Die Auswertung von Studien kann schon spannend sein. Manchmal können dabei selbst erfahrene Hasen noch überrascht werden. Die Erhebung “Qualitätsmanagement in der ärztlichen Praxis” haben wir nach 2007 und 2008 nun zum dritten Mal durchgeführt. Sie wird von Jahr zu Jahr aufregender.
Einen Schwerpunkt setzten wir in diesem Jahr auf einen wesentlichen Ausläufer von QM: das Thema Patientensicherheit, Critical Incidents, Ablauf- und Behandlungsfehler. Von 985 Ärzten, Zahnärzte und Psychotherapeuten haben wir valide Fragebögen zurückbekommen.
Und nun dies: Weit mehr als 90 Prozent der Responder haben diese Fragen zu Critical Incidents, zu Fehlern und Fehlern mit Patientenschaden beantwortet. Freiwillig.
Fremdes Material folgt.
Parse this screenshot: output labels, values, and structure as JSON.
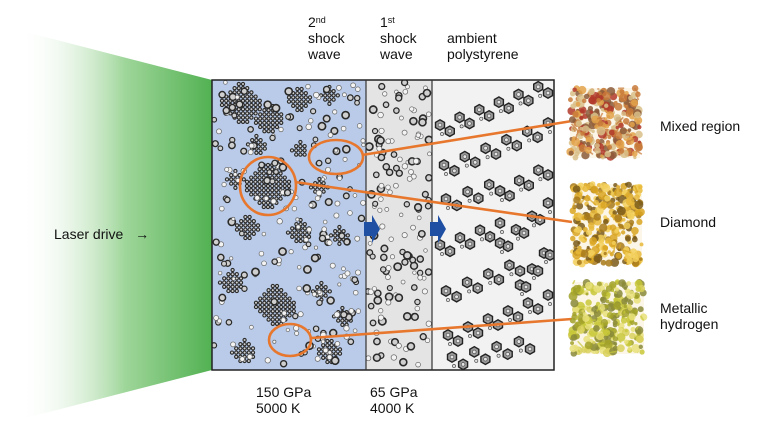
{
  "header": {
    "wave2": {
      "ordinal": "2",
      "suffix": "nd",
      "line2": "shock",
      "line3": "wave"
    },
    "wave1": {
      "ordinal": "1",
      "suffix": "st",
      "line2": "shock",
      "line3": "wave"
    },
    "ambient": {
      "line1": "ambient",
      "line2": "polystyrene"
    }
  },
  "laser": {
    "label": "Laser drive",
    "arrow": "→"
  },
  "regions": {
    "region2": {
      "pressure": "150 GPa",
      "temperature": "5000 K"
    },
    "region1": {
      "pressure": "65 GPa",
      "temperature": "4000 K"
    }
  },
  "insets": [
    {
      "label": "Mixed region"
    },
    {
      "label": "Diamond"
    },
    {
      "label_line1": "Metallic",
      "label_line2": "hydrogen"
    }
  ],
  "colors": {
    "laser_green": "#66c266",
    "shocked2_bg": "#b9cbe9",
    "shocked1_bg": "#e4e4e4",
    "ambient_bg": "#f2f2f2",
    "callout_orange": "#e8772e",
    "arrow_blue": "#1f4fa3"
  }
}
Wobei keine der Fragen und Antworten obligatorisch war, sondern leicht hätte überblättert werden können. Die Auswertung ist noch nicht fertig, doch schon die Auskunftsbereitschaft der Ärzte überrascht bei einem Thema, das noch vor wenigen Jahren tabu war.
Ich bin mir sicher, da wächst eine neue, gute Fehlerkultur heran. Zu denen, die dazu einen erheblichen Beitrag geleistet haben, zählt zweifellos das Aktionsbündnis Patientensicherheit. Mit der Aktion und der Broschüre “Aus Fehlern lernen” hat das Aktionsbündnis dem Thema im vergangenen Jahr eine intensive Fachöffentlichkeit beschert.